According to mbaguide.com.au, an MBA could cost you anything from $14,400 at places like the University of Ballarat to $50,000 at the University of Melbourne. And a full time course means 18 months without income. Do it part time, and you can forget about getting early nights or spending weekends chilling out for several years.
Of course, the question is whether it will actually get you a better and higher paying job. I maintain in my piece here that it allows managers to market themselves to recruiters, and in any case, many companies regard it as essential for career progression.
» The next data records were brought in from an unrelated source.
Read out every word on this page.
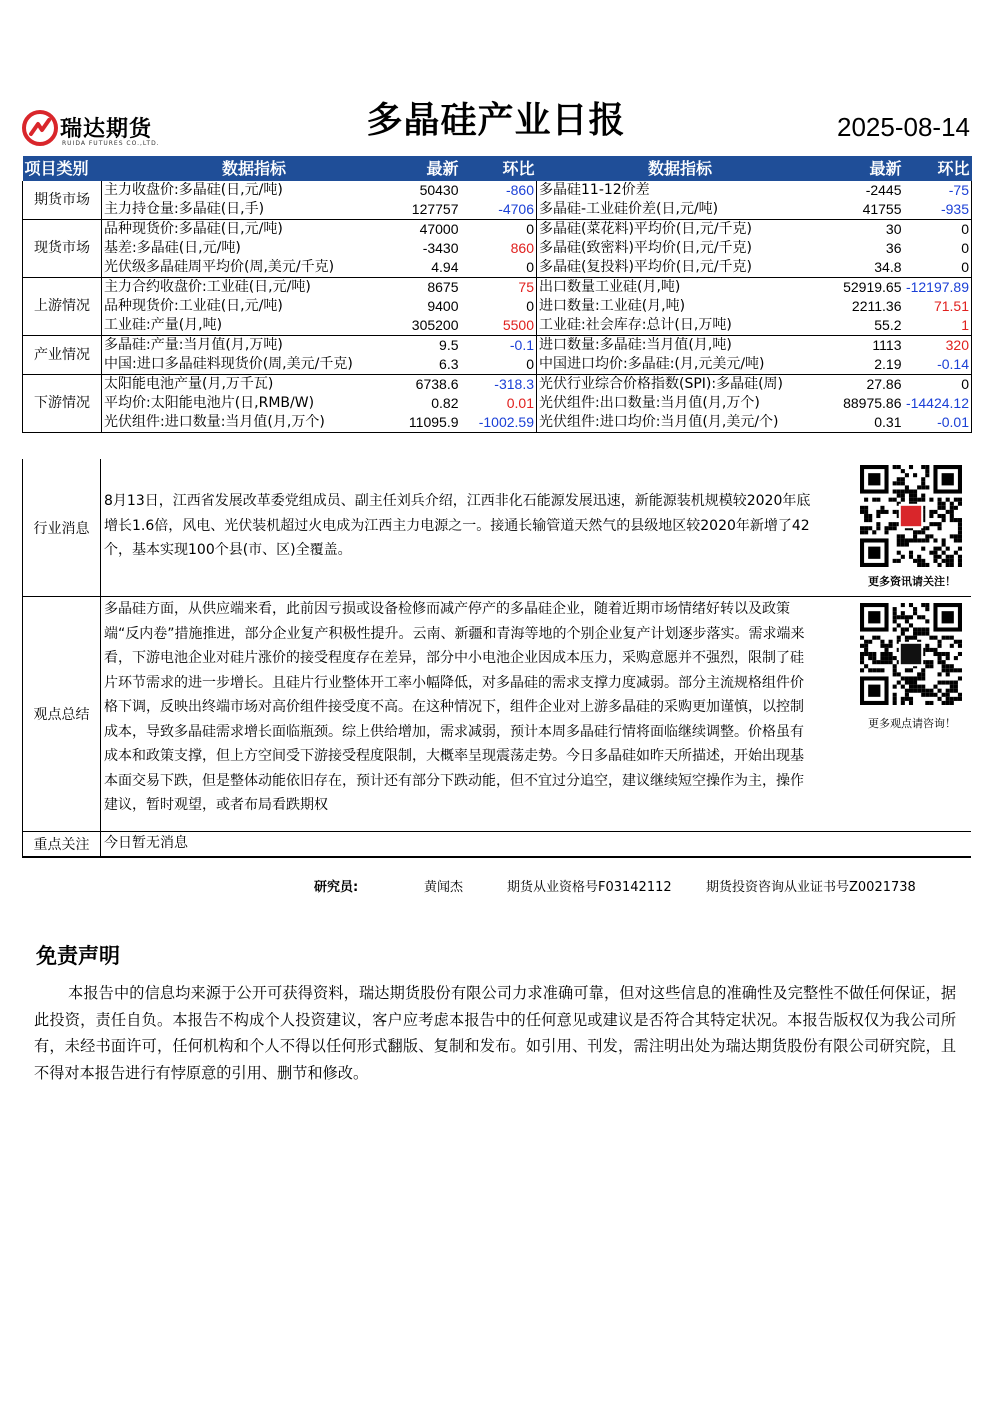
瑞达期货
RUIDA FUTURES CO.,LTD.
多晶硅产业日报	2025-08-14
项目类别	数据指标	最新	环比	数据指标	最新	环比
期货市场	主力收盘价:多晶硅(日,元/吨)	50430	-860	多晶硅11-12价差	-2445	-75
	主力持仓量:多晶硅(日,手)	127757	-4706	多晶硅-工业硅价差(日,元/吨)	41755	-935
现货市场	品种现货价:多晶硅(日,元/吨)	47000	0	多晶硅(菜花料)平均价(日,元/千克)	30	0
	基差:多晶硅(日,元/吨)	-3430	860	多晶硅(致密料)平均价(日,元/千克)	36	0
	光伏级多晶硅周平均价(周,美元/千克)	4.94	0	多晶硅(复投料)平均价(日,元/千克)	34.8	0
上游情况	主力合约收盘价:工业硅(日,元/吨)	8675	75	出口数量工业硅(月,吨)	52919.65	-12197.89
	品种现货价:工业硅(日,元/吨)	9400	0	进口数量:工业硅(月,吨)	2211.36	71.51
	工业硅:产量(月,吨)	305200	5500	工业硅:社会库存:总计(日,万吨)	55.2	1
产业情况	多晶硅:产量:当月值(月,万吨)	9.5	-0.1	进口数量:多晶硅:当月值(月,吨)	1113	320
	中国:进口多晶硅料现货价(周,美元/千克)	6.3	0	中国进口均价:多晶硅:(月,元美元/吨)	2.19	-0.14
下游情况	太阳能电池产量(月,万千瓦)	6738.6	-318.3	光伏行业综合价格指数(SPI):多晶硅(周)	27.86	0
	平均价:太阳能电池片(日,RMB/W)	0.82	0.01	光伏组件:出口数量:当月值(月,万个)	88975.86	-14424.12
	光伏组件:进口数量:当月值(月,万个)	11095.9	-1002.59	光伏组件:进口均价:当月值(月,美元/个)	0.31	-0.01
行业消息
8月13日，江西省发展改革委党组成员、副主任刘兵介绍，江西非化石能源发展迅速，新能源装机规模较2020年底增长1.6倍，风电、光伏装机超过火电成为江西主力电源之一。接通长输管道天然气的县级地区较2020年新增了42个，基本实现100个县(市、区)全覆盖。
更多资讯请关注！
观点总结
多晶硅方面，从供应端来看，此前因亏损或设备检修而减产停产的多晶硅企业，随着近期市场情绪好转以及政策端“反内卷”措施推进，部分企业复产积极性提升。云南、新疆和青海等地的个别企业复产计划逐步落实。需求端来看，下游电池企业对硅片涨价的接受程度存在差异，部分中小电池企业因成本压力，采购意愿并不强烈，限制了硅片环节需求的进一步增长。且硅片行业整体开工率小幅降低，对多晶硅的需求支撑力度减弱。部分主流规格组件价格下调，反映出终端市场对高价组件接受度不高。在这种情况下，组件企业对上游多晶硅的采购更加谨慎，以控制成本，导致多晶硅需求增长面临瓶颈。综上供给增加，需求减弱，预计本周多晶硅行情将面临继续调整。价格虽有成本和政策支撑，但上方空间受下游接受程度限制，大概率呈现震荡走势。今日多晶硅如昨天所描述，开始出现基本面交易下跌，但是整体动能依旧存在，预计还有部分下跌动能，但不宜过分追空，建议继续短空操作为主，操作建议，暂时观望，或者布局看跌期权
更多观点请咨询！
重点关注	今日暂无消息
研究员:	黄闻杰	期货从业资格号F03142112	期货投资咨询从业证书号Z0021738
免责声明
本报告中的信息均来源于公开可获得资料，瑞达期货股份有限公司力求准确可靠，但对这些信息的准确性及完整性不做任何保证，据此投资，责任自负。本报告不构成个人投资建议，客户应考虑本报告中的任何意见或建议是否符合其特定状况。本报告版权仅为我公司所有，未经书面许可，任何机构和个人不得以任何形式翻版、复制和发布。如引用、刊发，需注明出处为瑞达期货股份有限公司研究院，且不得对本报告进行有悖原意的引用、删节和修改。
But then, as Louis Lavelle at BusinessWeek says, the jury is still out and the numbers don’t quite add up. “Doubling your money after 10 years is a bit less than you can expect from any halfway-decent investment earning 8 per cent a year–and unlike most other investments, an MBA is highly illiquid. Once you pay for it, you’re stuck with it.”
Interviewed by Forbes, noted entrepreneur and commentator Guy Kawasaki is scathing when asked about the value of his MBA. “Probably about a negative $250,000. (I have an MBA, and I was once a young college graduate.) I don’t think an MBA matters very much for starting a company. A much better educational background is an engineering degree. You can always hire MBAs, but if you don’t have the ability to conceptualisze and deliver a product, you’ve got nothing.”
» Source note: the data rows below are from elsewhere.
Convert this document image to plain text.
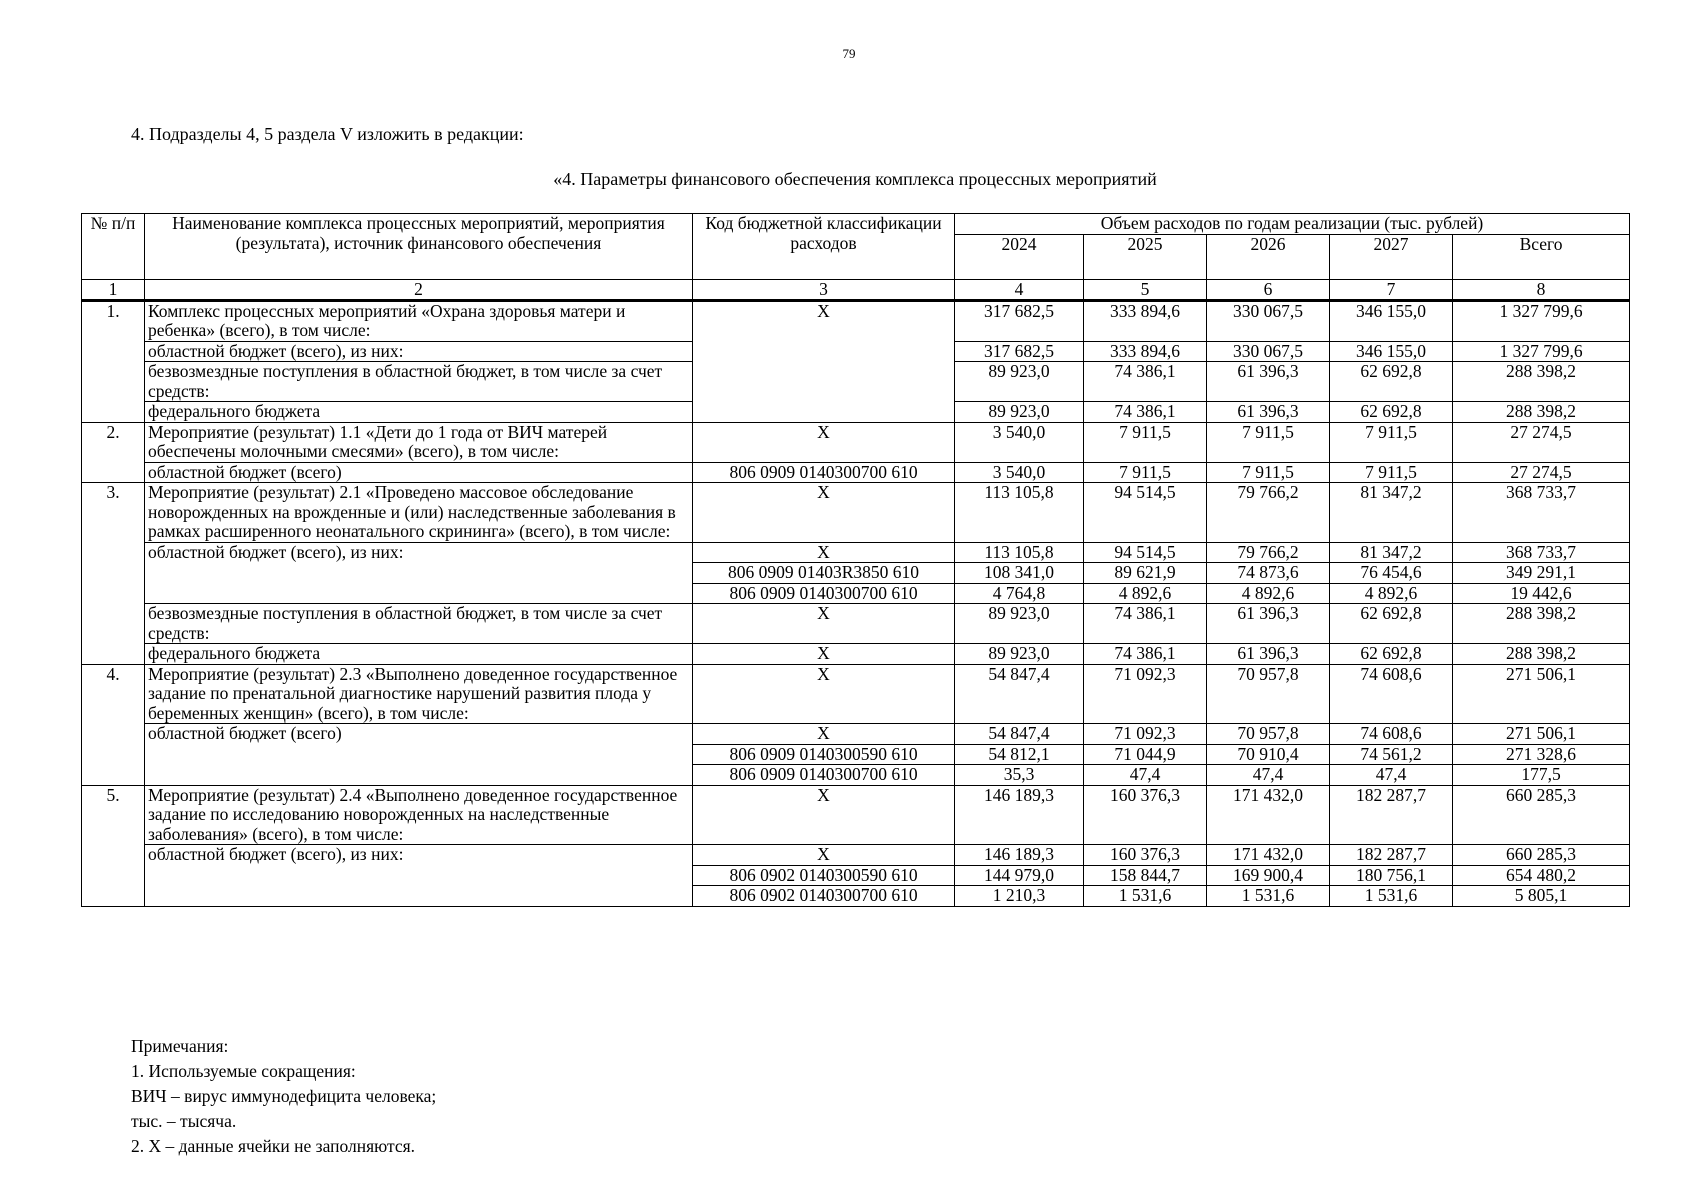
79
4. Подразделы 4, 5 раздела V изложить в редакции:
«4. Параметры финансового обеспечения комплекса процессных мероприятий
№ п/п	Наименование комплекса процессных мероприятий, мероприятия (результата), источник финансового обеспечения	Код бюджетной классификации расходов	Объем расходов по годам реализации (тыс. рублей)				
			2024	2025	2026	2027	Всего
1	2	3	4	5	6	7	8
1.	Комплекс процессных мероприятий «Охрана здоровья матери и ребенка» (всего), в том числе:	X	317 682,5	333 894,6	330 067,5	346 155,0	1 327 799,6
	областной бюджет (всего), из них:		317 682,5	333 894,6	330 067,5	346 155,0	1 327 799,6
	безвозмездные поступления в областной бюджет, в том числе за счет средств:		89 923,0	74 386,1	61 396,3	62 692,8	288 398,2
	федерального бюджета		89 923,0	74 386,1	61 396,3	62 692,8	288 398,2
2.	Мероприятие (результат) 1.1 «Дети до 1 года от ВИЧ матерей обеспечены молочными смесями» (всего), в том числе:	X	3 540,0	7 911,5	7 911,5	7 911,5	27 274,5
	областной бюджет (всего)	806 0909 0140300700 610	3 540,0	7 911,5	7 911,5	7 911,5	27 274,5
3.	Мероприятие (результат) 2.1 «Проведено массовое обследование новорожденных на врожденные и (или) наследственные заболевания в рамках расширенного неонатального скрининга» (всего), в том числе:	X	113 105,8	94 514,5	79 766,2	81 347,2	368 733,7
	областной бюджет (всего), из них:	X	113 105,8	94 514,5	79 766,2	81 347,2	368 733,7
		806 0909 01403R3850 610	108 341,0	89 621,9	74 873,6	76 454,6	349 291,1
		806 0909 0140300700 610	4 764,8	4 892,6	4 892,6	4 892,6	19 442,6
	безвозмездные поступления в областной бюджет, в том числе за счет средств:	X	89 923,0	74 386,1	61 396,3	62 692,8	288 398,2
	федерального бюджета	X	89 923,0	74 386,1	61 396,3	62 692,8	288 398,2
4.	Мероприятие (результат) 2.3 «Выполнено доведенное государственное задание по пренатальной диагностике нарушений развития плода у беременных женщин» (всего), в том числе:	X	54 847,4	71 092,3	70 957,8	74 608,6	271 506,1
	областной бюджет (всего)	X	54 847,4	71 092,3	70 957,8	74 608,6	271 506,1
		806 0909 0140300590 610	54 812,1	71 044,9	70 910,4	74 561,2	271 328,6
		806 0909 0140300700 610	35,3	47,4	47,4	47,4	177,5
5.	Мероприятие (результат) 2.4 «Выполнено доведенное государственное задание по исследованию новорожденных на наследственные заболевания» (всего), в том числе:	X	146 189,3	160 376,3	171 432,0	182 287,7	660 285,3
	областной бюджет (всего), из них:	X	146 189,3	160 376,3	171 432,0	182 287,7	660 285,3
		806 0902 0140300590 610	144 979,0	158 844,7	169 900,4	180 756,1	654 480,2
		806 0902 0140300700 610	1 210,3	1 531,6	1 531,6	1 531,6	5 805,1
Примечания:
1. Используемые сокращения:
ВИЧ – вирус иммунодефицита человека;
тыс. – тысяча.
2. X – данные ячейки не заполняются.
Writing in Fast Company, renowned academic Henry Mintzberg says the problem with the MBA process is that it’s too removed from the real world. “Nothing personal, but full-time MBA programs by their nature attract many of the wrong people – too impatient and analytical, with little experience in management itself. These may be fine traits for students, but they can be tragically ill-suited for managers. Conventional MBA programs then compound the error by giving the wrong impression of management: that managers are important people disconnected from the daily work of making products and producing services; that managing is largely about decision making through analysis; that managers pronounce deliberate strategies for everyone else to implement; and worst of all, that by sitting still in a classroom for a couple of years, you are now ready to manage anything … The truth is, no one can become a manager in a classroom. Management is not a profession, nor is it science. It is a practice that depends mostly on craft and significantly on art. Craft is learned by experience.”
But then, Adam Janikowski writes in the Globe and Mail studying for an MBA rounded out his education, taught him soft management skills and, most importantly, built his network. That is an enormous return on investment.
What do you think? Is an MBA worth it?